Pinto Machado

Personal information
- Full name: Henrique Pinto Machado
- Date of birth: 12 February 1926
- Place of birth: Alfarelos, Portugal
- Date of death: 21 January 2009 (aged 82)
- Place of death: Figueira da Foz, Portugal
- Position(s): Goalkeeper

Senior career*
- Years: Team / Apps / (Gls)
- 1946–1949: Benfica / 24 / (0)
- 1949–1951: Naval

= Pinto Machado =

Portuguese footballer

Henrique Pinto Machado (12 February 1926 – 21 January 2009) was a former Portuguese footballer who played as a goalkeeper.

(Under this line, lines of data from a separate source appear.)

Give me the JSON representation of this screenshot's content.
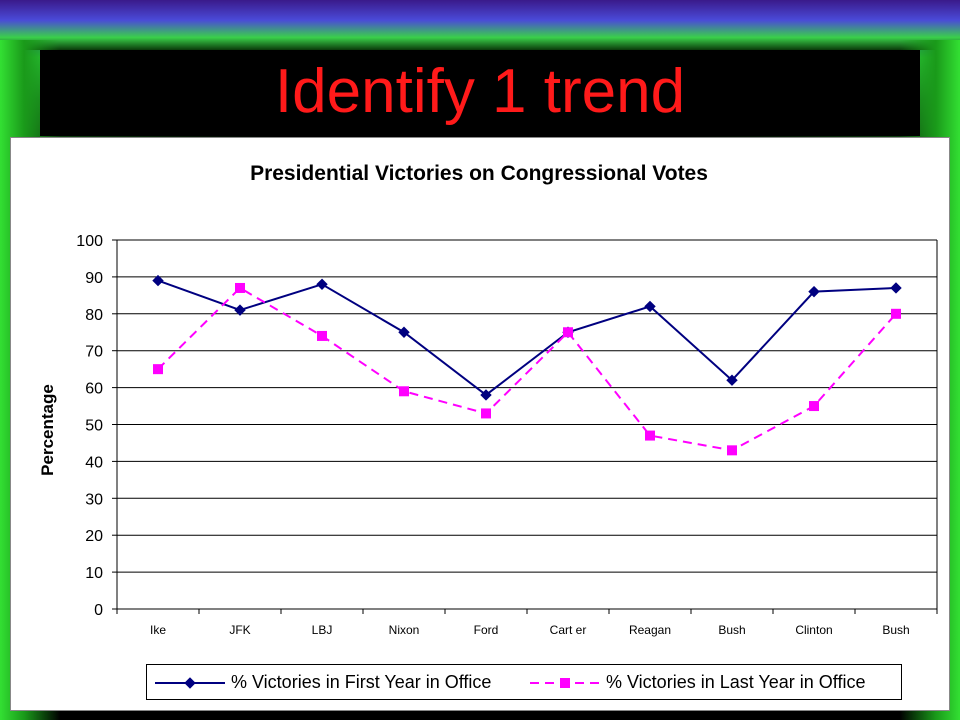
{
  "slide": {
    "title": "Identify 1 trend"
  },
  "colors": {
    "title": "#ff1a1a",
    "series1": "#000080",
    "series2": "#ff00ff"
  },
  "chart_data": {
    "type": "line",
    "title": "Presidential Victories on Congressional Votes",
    "xlabel": "",
    "ylabel": "Percentage",
    "ylim": [
      0,
      100
    ],
    "yticks": [
      0,
      10,
      20,
      30,
      40,
      50,
      60,
      70,
      80,
      90,
      100
    ],
    "grid": "horizontal",
    "legend_position": "bottom",
    "categories": [
      "Ike",
      "JFK",
      "LBJ",
      "Nixon",
      "Ford",
      "Cart er",
      "Reagan",
      "Bush",
      "Clinton",
      "Bush"
    ],
    "series": [
      {
        "name": "% Victories in First Year in Office",
        "values": [
          89,
          81,
          88,
          75,
          58,
          75,
          82,
          62,
          86,
          87
        ],
        "marker": "diamond",
        "line": "solid"
      },
      {
        "name": "% Victories in Last Year in Office",
        "values": [
          65,
          87,
          74,
          59,
          53,
          75,
          47,
          43,
          55,
          80
        ],
        "marker": "square",
        "line": "dashed"
      }
    ]
  }
}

He was most known for his short three-year spell at Benfica, where he won the Portuguese Cup.

==Career==
Born in Alfarelos, Pinto Machado joined Benfica in 1946, making his debut on 24 November in a match against Porto. He battled with Martins for the goalkeeper position, playing the majority of his 14 appearances in the Campeonato de Lisboa. In his second season, the newly arrived Rogério Contreiras quickly overtook him in the pecking order, and Machado only played 11 games.

In his last year at Benfica, he split the league appearances evenly with Contreiras, with each making 13. Nonetheless, his single game in the Taça de Portugal on 8 May 1949, against Marítimo, was enough for him to gain honours for winning the cup. He left Benfica to represent Naval for two seasons, moving to Mozambique afterwards.